Team co-owners Mario Lemieux and Ron Burkle said it was time to take the franchise in a new direction after the team’s latest playoff flameout. The Penguins lost to the New York Rangers in the Eastern Conference semifinals this week.
Assistant general manager Jason Botterill will serve as general manager on an interim basis while the team searches for Shero’s replacement.
The Penguins rolled to the Metropolitan Division title this season but failed yet again to produce a bookend to the championship they won with stars Sidney Crosby and Evgeni Malkin in 2009. Pittsburgh is just 4-5 in playoff series since raising the Stanley Cup after blowing a 3-1 series lead against New York.
"We share the disappointment of our fans that we have not had success in the playoffs over the past five seasons," Lemieux and Burkle said in a joint statement. "We believe that new leadership in the general manager’s office will bring a new approach and new energy, and help us return to championship form."
Penguins President and CEO David Morehouse didn’t blame the 51-year-old Shero’s ouster on one specific failure.
"This is a decision that’s been in the works for a long time since we’ve won the Cup," Morehouse said. "We wanted to get back to the Stanley Cup finals and we haven’t and we’re going to make some changes."
The Penguins hired Shero in 2006 and tasked him with building a foundation around Crosby that could turn Pittsburgh into a dynasty. The Penguins reached the finals in 2008 and won it all the following season thanks in part to Shero’s ability to find the right supporting cast to build around Crosby and Malkin’s otherworldly offensive talent.
Shero remained aggressive in investing in a "win now" mode as the ensuing disappointments piled up. He wasn’t afraid to go "all in" as he put it last year after trading for Jarome Iginla, Jussi Jokinen, Brenden Morrow and Douglas Murray at the deadline. The moves often created headlines but little else, and splashy moves and a sellout streak seven years and counting proved no longer enough for Shero to keep his job.
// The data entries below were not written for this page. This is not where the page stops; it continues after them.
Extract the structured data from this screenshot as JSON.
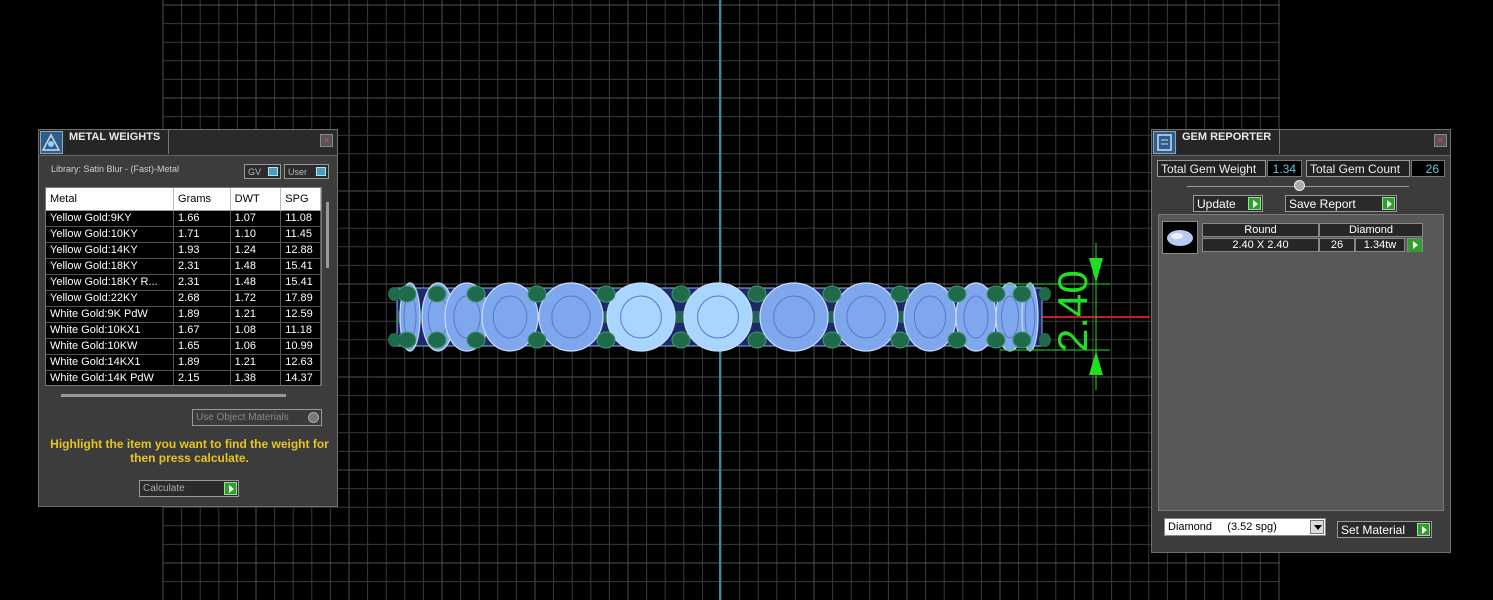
{
  "viewport": {
    "dimension_label": "2.40",
    "colors": {
      "background": "#000000",
      "grid": "#3a3a3a",
      "gem": "#7fa7ee",
      "prong": "#1f6a4a",
      "dimension": "#22dd22",
      "axis_v": "#2a8fb0",
      "axis_h": "#c02020"
    }
  },
  "metal_weights": {
    "title": "METAL WEIGHTS",
    "library": "Library: Satin Blur - (Fast)-Metal",
    "toggle_gv": "GV",
    "toggle_user": "User",
    "columns": [
      "Metal",
      "Grams",
      "DWT",
      "SPG"
    ],
    "rows": [
      [
        "Yellow Gold:9KY",
        "1.66",
        "1.07",
        "11.08"
      ],
      [
        "Yellow Gold:10KY",
        "1.71",
        "1.10",
        "11.45"
      ],
      [
        "Yellow Gold:14KY",
        "1.93",
        "1.24",
        "12.88"
      ],
      [
        "Yellow Gold:18KY",
        "2.31",
        "1.48",
        "15.41"
      ],
      [
        "Yellow Gold:18KY R...",
        "2.31",
        "1.48",
        "15.41"
      ],
      [
        "Yellow Gold:22KY",
        "2.68",
        "1.72",
        "17.89"
      ],
      [
        "White Gold:9K PdW",
        "1.89",
        "1.21",
        "12.59"
      ],
      [
        "White Gold:10KX1",
        "1.67",
        "1.08",
        "11.18"
      ],
      [
        "White Gold:10KW",
        "1.65",
        "1.06",
        "10.99"
      ],
      [
        "White Gold:14KX1",
        "1.89",
        "1.21",
        "12.63"
      ],
      [
        "White Gold:14K PdW",
        "2.15",
        "1.38",
        "14.37"
      ]
    ],
    "use_object_materials": "Use Object Materials",
    "hint": "Highlight the item you want to find the weight for then press calculate.",
    "calculate": "Calculate",
    "close": "×"
  },
  "gem_reporter": {
    "title": "GEM REPORTER",
    "total_weight_label": "Total Gem Weight",
    "total_weight_value": "1.34",
    "total_count_label": "Total Gem Count",
    "total_count_value": "26",
    "update": "Update",
    "save_report": "Save Report",
    "columns": [
      "Round",
      "Diamond"
    ],
    "gem": {
      "size": "2.40 X 2.40",
      "count": "26",
      "weight": "1.34tw"
    },
    "material": "Diamond     (3.52 spg)",
    "set_material": "Set Material",
    "close": "×"
  }
}
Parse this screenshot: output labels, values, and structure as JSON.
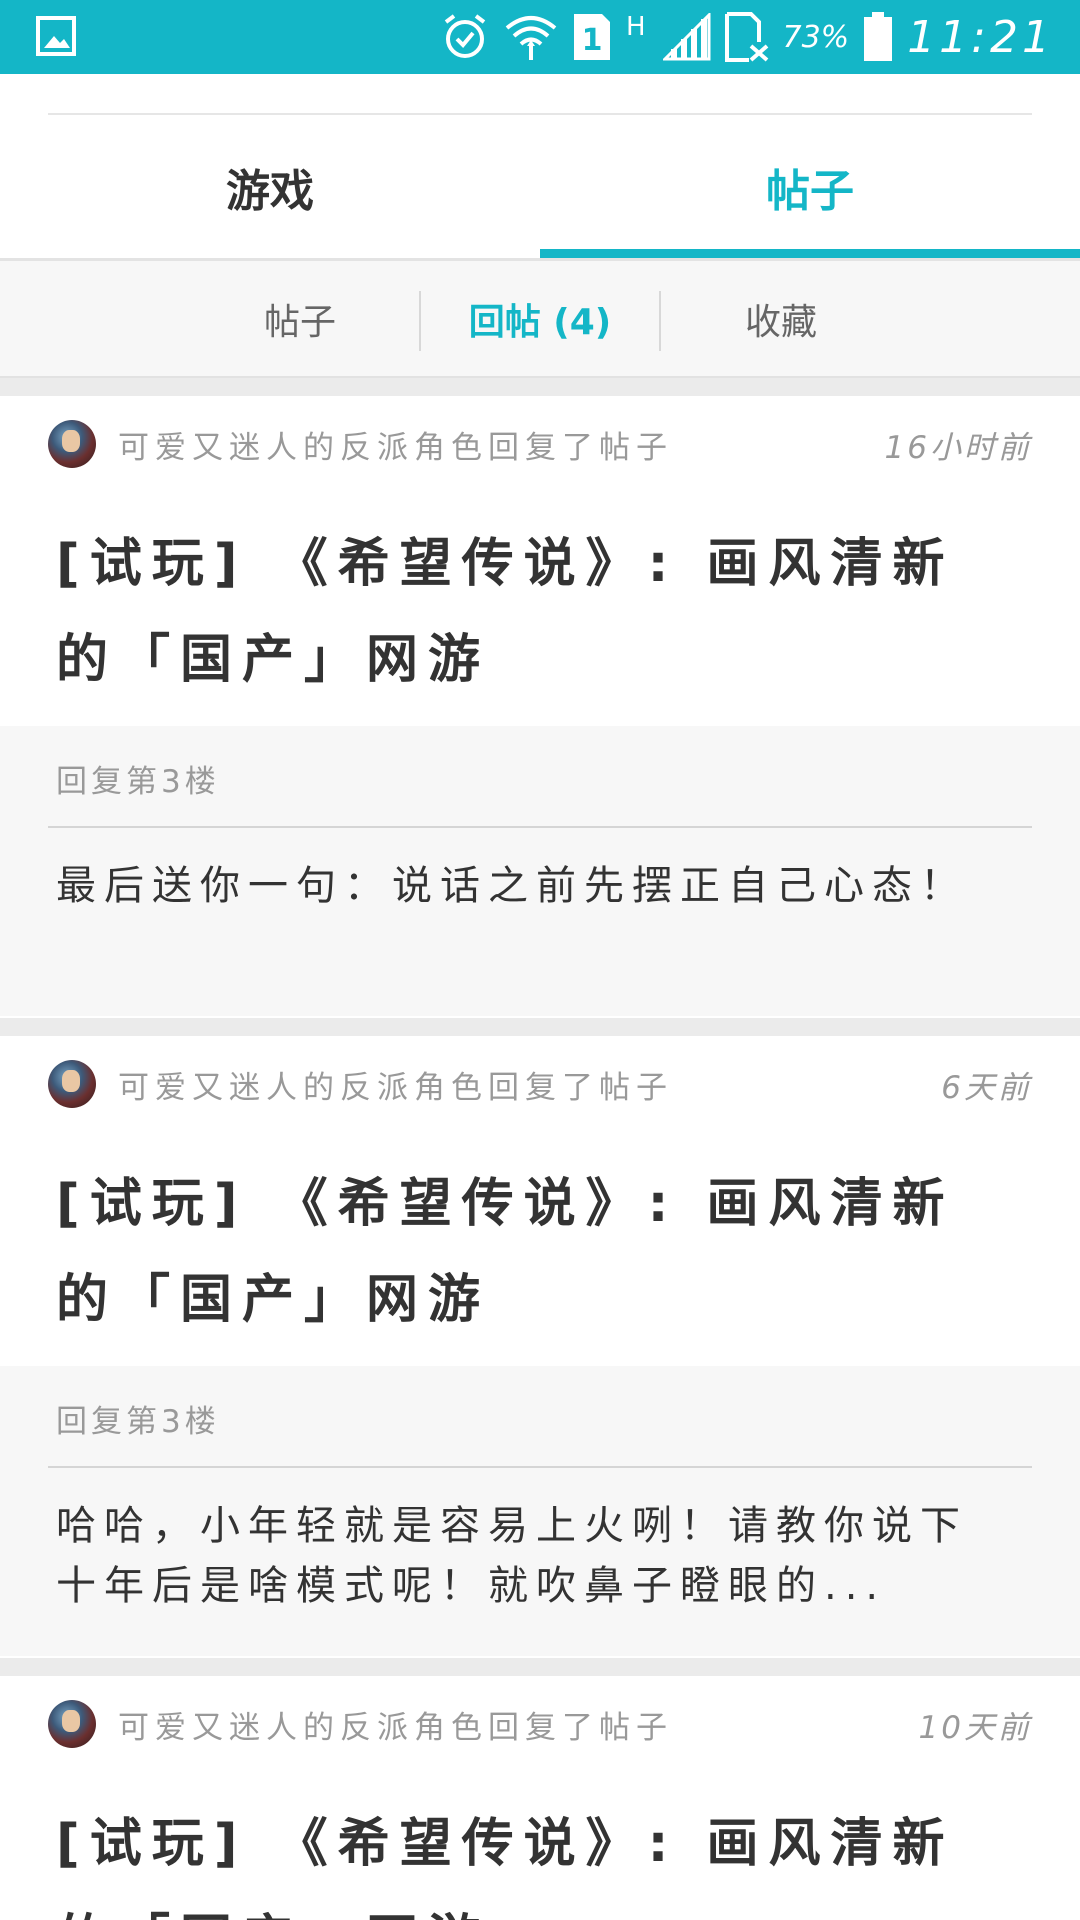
{
  "status_bar": {
    "left_icon": "image-icon",
    "icons": [
      "alarm-icon",
      "wifi-icon",
      "sim-1-icon",
      "signal-icon",
      "no-sim-icon",
      "battery-icon"
    ],
    "network_type": "H",
    "sim_label": "1",
    "battery_percent": "73%",
    "time": "11:21",
    "color": "#14b6c7"
  },
  "main_tabs": [
    {
      "label": "游戏",
      "active": false
    },
    {
      "label": "帖子",
      "active": true
    }
  ],
  "sub_tabs": [
    {
      "label": "帖子",
      "active": false
    },
    {
      "label": "回帖 (4)",
      "active": true
    },
    {
      "label": "收藏",
      "active": false
    }
  ],
  "items": [
    {
      "author_action": "可爱又迷人的反派角色回复了帖子",
      "time": "16小时前",
      "title": "[试玩] 《希望传说》: 画风清新的「国产」网游",
      "floor": "回复第3楼",
      "reply": "最后送你一句：说话之前先摆正自己心态！"
    },
    {
      "author_action": "可爱又迷人的反派角色回复了帖子",
      "time": "6天前",
      "title": "[试玩] 《希望传说》: 画风清新的「国产」网游",
      "floor": "回复第3楼",
      "reply": "哈哈，小年轻就是容易上火咧！请教你说下十年后是啥模式呢！就吹鼻子瞪眼的..."
    },
    {
      "author_action": "可爱又迷人的反派角色回复了帖子",
      "time": "10天前",
      "title": "[试玩] 《希望传说》: 画风清新的「国产」网游"
    }
  ],
  "accent_color": "#14b6c7"
}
Morehouse believes Shero’s replacement won’t need to make an overhaul. It’s why the team started what will be a busy offseason by focusing on who will call the shots, not take them.
"What we wanted to do first is address the situation at the top and the leader of the organization is the general manager," Morehouse said. "It’s not a complete rebuild. This is a team that has had a level of success. What we’re trying to do now is get from good to great."
Whether Bylsma will be along for the ride remains unclear.
The affable, open-minded Michigan native was a revelation when the Penguins promoted him from their American Hockey League affiliate in the spring of 2009, hoping his optimism would help a loaded team break out of a midseason funk.
It worked brilliantly. Four months after taking the job, the former NHL nomad who spent nine seasons as a gritty fourth-line forward was raising the Cup in triumph. Considering Crosby and Malkin were both in their early 20s at the time, more parades were expected.
Five years later, the wait continues. While Pittsburgh enjoyed nearly unparalleled success in the regular season — including easily capturing a division title this year despite losing more than 500 man games to injury — the Penguins again struggled to adapt in the postseason.
Morehouse said the new general manager will determine whether Bylsma and the rest of the stack gets another shot. The 43-year-old Bylsma has two years remaining on his contract, the product of an extension he received last June as a vote of confidence from Shero following a four-game sweep at the hands of Boston in the Eastern Conference semifinals.
The extension came with a promise to adopt a more defensive-minded approach. The Penguins even brought in longtime NHL coach Jacques Martin as an assistant, an old-school yin to Bylsma’s new-school yang.
It led to a similar destination: the Penguins watching the final stages of the two-month slog to the Cup go on without them. Now they’ll try to get back to the top with a new architect.
"A lot of teams would like to be where we are," Morehouse said. "However we do have high expectations and we do want to get to them."